$1.6 Trillion a year. That’s the amount of lost economic output that America loses due to restrictive housing policy.
A new paper, “Why Cities Matter: Local Growth and Aggregate Growth” by economists Chang-Tai Hsieh (University of Chicago) and Enrico Moretti (UC Berkeley) has, for the first time, put a dollar figure on the detrimental impacts of restrictive urban policy in America’s cities.
The research uses statistical models and data developed by other economists to pose the question: if American workers could live in an alternate universe where they could easily and affordably move to any US city that would maximize their economic output, what would the economic impact be? Think about rural worker with expertise in bio engineering, but is unwilling to move to the closest city because she does not want to pay exorbitant housing costs. In the researchers’ model, that engineer is able to affordably move to the city, collect a higher paycheck, and pay a reasonable amount on housing.

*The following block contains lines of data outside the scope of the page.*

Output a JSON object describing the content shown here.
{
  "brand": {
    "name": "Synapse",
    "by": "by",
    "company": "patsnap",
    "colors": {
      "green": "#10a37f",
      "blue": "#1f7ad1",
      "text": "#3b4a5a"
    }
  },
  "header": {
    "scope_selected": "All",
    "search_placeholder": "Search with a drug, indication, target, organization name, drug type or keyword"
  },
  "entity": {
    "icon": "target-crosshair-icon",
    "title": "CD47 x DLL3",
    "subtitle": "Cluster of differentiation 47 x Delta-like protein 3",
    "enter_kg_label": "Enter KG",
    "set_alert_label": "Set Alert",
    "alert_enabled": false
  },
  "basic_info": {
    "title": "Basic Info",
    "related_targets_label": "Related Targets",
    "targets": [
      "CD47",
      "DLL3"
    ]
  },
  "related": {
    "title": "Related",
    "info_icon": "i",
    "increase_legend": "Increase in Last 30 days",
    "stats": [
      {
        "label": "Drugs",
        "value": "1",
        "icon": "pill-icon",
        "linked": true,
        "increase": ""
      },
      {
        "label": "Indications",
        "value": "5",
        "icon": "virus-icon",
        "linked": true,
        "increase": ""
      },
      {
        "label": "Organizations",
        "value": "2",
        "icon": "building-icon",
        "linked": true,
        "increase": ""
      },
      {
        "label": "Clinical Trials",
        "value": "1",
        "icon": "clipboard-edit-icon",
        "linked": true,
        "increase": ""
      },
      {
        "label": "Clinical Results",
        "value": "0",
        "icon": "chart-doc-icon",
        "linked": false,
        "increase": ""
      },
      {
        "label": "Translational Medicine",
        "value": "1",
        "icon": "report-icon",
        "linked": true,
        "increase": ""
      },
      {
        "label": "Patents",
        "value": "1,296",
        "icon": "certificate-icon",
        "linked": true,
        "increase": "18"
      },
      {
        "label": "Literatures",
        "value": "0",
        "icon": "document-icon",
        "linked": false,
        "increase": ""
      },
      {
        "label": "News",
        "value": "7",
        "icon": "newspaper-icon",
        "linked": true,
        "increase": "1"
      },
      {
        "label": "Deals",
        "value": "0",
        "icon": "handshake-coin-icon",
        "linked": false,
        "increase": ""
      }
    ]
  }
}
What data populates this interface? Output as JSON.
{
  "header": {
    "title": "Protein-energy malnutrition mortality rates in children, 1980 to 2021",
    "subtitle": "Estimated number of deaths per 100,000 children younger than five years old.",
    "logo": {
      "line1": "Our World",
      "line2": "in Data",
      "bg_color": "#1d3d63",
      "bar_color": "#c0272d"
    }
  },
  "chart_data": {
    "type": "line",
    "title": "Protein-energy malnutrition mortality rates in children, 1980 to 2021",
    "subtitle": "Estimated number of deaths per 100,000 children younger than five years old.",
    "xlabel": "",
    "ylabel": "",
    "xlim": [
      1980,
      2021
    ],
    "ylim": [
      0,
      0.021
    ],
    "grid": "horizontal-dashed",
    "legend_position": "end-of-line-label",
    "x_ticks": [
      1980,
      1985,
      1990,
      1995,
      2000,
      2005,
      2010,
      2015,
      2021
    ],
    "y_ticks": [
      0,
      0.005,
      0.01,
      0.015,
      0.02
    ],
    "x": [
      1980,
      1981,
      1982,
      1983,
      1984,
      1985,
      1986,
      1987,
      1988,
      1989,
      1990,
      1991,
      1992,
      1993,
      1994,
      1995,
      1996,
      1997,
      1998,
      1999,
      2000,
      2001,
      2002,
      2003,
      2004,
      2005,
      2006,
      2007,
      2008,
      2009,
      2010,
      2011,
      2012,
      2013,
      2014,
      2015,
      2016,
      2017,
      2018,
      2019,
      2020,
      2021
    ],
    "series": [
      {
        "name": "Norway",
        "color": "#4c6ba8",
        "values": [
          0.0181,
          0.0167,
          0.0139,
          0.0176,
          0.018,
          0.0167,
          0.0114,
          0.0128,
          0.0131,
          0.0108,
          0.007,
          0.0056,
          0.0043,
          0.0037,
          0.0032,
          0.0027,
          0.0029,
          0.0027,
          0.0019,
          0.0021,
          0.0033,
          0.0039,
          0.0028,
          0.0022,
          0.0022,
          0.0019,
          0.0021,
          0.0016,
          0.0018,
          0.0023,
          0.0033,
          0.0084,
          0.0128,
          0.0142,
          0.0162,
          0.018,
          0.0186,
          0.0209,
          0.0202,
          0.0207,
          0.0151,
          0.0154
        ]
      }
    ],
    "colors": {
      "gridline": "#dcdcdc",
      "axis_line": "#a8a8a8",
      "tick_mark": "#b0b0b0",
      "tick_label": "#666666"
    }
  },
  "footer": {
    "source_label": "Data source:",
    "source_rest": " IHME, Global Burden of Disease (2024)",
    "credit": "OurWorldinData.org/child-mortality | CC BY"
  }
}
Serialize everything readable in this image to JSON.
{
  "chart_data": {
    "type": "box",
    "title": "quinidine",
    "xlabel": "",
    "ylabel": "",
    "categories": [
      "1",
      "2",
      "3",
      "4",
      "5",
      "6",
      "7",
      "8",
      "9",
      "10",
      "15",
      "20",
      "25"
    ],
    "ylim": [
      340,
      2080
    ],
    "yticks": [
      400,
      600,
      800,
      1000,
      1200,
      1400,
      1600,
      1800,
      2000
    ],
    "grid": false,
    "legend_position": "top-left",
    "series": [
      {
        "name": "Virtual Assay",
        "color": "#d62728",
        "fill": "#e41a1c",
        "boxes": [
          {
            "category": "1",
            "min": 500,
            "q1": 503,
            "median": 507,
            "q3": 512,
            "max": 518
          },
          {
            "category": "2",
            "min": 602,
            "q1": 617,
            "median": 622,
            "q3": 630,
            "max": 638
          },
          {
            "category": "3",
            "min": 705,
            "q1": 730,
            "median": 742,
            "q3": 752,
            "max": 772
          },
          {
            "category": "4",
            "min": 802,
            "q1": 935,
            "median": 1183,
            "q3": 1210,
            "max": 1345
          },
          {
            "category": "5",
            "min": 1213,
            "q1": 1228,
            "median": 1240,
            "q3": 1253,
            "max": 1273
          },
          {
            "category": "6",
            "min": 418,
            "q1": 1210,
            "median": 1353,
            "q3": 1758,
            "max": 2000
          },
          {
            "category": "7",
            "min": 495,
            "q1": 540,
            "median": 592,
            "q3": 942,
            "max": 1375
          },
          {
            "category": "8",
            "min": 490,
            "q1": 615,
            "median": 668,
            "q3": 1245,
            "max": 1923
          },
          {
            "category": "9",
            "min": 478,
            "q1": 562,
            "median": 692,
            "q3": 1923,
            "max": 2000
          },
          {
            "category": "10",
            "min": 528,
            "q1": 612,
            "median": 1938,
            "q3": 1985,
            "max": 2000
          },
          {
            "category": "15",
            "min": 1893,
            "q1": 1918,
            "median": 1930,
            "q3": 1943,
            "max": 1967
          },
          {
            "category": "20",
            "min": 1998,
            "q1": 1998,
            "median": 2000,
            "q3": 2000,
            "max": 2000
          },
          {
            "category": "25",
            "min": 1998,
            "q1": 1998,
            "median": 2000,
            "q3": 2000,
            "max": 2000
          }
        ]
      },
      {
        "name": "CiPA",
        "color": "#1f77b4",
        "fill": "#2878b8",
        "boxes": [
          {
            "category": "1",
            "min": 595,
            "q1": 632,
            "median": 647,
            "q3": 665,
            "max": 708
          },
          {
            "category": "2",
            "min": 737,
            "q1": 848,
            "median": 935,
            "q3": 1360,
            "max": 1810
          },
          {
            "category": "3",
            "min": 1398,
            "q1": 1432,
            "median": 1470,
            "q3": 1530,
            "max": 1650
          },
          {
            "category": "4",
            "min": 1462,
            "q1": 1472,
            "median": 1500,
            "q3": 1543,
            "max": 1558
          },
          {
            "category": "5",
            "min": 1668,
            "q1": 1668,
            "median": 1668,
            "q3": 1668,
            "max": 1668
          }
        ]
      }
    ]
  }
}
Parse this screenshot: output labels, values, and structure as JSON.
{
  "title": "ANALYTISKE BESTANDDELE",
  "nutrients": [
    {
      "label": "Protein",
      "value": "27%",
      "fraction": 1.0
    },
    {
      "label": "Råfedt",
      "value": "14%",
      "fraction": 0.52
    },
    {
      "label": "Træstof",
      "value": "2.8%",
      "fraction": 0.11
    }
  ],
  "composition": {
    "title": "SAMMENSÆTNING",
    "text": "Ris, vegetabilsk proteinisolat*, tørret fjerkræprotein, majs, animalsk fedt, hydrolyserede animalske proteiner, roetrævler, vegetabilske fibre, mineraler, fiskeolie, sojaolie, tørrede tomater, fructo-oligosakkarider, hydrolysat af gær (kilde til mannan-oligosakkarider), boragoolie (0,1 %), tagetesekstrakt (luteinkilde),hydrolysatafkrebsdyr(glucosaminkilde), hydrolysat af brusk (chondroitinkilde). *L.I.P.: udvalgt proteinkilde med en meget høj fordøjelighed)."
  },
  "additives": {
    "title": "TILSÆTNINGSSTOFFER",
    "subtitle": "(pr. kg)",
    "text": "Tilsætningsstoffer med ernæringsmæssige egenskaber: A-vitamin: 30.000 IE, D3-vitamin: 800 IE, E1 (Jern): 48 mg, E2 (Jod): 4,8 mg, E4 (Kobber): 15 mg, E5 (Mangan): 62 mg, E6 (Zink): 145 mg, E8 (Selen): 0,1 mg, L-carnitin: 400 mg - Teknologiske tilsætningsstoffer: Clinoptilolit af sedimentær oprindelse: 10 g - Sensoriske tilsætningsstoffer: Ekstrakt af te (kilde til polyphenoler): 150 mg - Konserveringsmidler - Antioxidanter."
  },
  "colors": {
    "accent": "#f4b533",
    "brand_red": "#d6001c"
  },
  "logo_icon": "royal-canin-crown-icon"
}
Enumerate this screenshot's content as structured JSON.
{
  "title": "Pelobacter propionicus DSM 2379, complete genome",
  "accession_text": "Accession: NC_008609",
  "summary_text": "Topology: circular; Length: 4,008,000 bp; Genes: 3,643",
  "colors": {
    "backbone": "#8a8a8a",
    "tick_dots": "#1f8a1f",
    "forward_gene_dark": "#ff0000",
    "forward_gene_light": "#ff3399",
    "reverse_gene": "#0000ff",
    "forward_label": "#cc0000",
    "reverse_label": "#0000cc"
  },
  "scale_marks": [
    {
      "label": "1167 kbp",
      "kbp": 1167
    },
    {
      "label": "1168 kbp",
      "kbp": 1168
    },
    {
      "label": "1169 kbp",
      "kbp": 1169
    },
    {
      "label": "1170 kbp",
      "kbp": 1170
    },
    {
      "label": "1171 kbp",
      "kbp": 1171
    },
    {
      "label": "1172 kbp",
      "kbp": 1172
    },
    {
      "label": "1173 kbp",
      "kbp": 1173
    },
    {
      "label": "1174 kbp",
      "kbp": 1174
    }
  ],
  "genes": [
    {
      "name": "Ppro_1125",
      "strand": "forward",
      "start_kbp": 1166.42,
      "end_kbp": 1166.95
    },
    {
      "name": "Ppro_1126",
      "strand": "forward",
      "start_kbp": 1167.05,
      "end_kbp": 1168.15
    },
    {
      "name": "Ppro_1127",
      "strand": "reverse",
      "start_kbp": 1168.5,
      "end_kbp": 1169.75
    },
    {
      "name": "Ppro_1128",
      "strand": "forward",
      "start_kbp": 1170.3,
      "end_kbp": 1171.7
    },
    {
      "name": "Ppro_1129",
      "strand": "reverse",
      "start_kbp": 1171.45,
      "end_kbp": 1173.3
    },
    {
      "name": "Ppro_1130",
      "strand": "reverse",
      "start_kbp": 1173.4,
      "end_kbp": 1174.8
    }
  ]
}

In Texas, we know this real-life story well from the consistent stream of Californians moving to Texas for a a different housing market. (Side note: I am one of these ex-Californians :).
In this alternate universe of affordable housing, US GDP would be boosted by 13.5% as wages flow from housing costs to Americans’ pockets. The average worker would see an annual income boost of over $8,000.
As a remedy, the paper offers few specifics, but clearly falls on the side of economists advocating reducing local housing restrictions in order to bring about a large increase in housing supply.
McKinsey & Company released its own California-drive research that similarly found $140 billion in lost economic output in California because of restrictive housing policies. The paper emphasized that low and middle income families bear the brunt of these policies, sometimes paying well over 50% of family income on housing costs.
Although there haven’t been any comprehensive studies done in Texas, it’s not hard to see that major Texas cities are seeing similar housing shortages, putting a strain on the state’s workers. In Austin, the CodeNext initiative is bringing about a renewed battle in housing code that will drive supply and housing prices for decades to come. In San Antonio, which was named one of the most affordable cities in America, the city still struggles with making sure that its housing boom can match the equally strong demand for new housing in the city.
At Nest Mortgage, we believe in the power of the open market to deliver affordable housing and wealth creation for all Americans. In Austin, San Antonio, and around the country, we will continue to advocate for policy that welcomes new investments and minimizes potential for NIMBYs to unfairly restrict housing supply. It’s one of the reasons that we want to reduce friction in the home buying process and make buying a home a clear and attainable goal for all.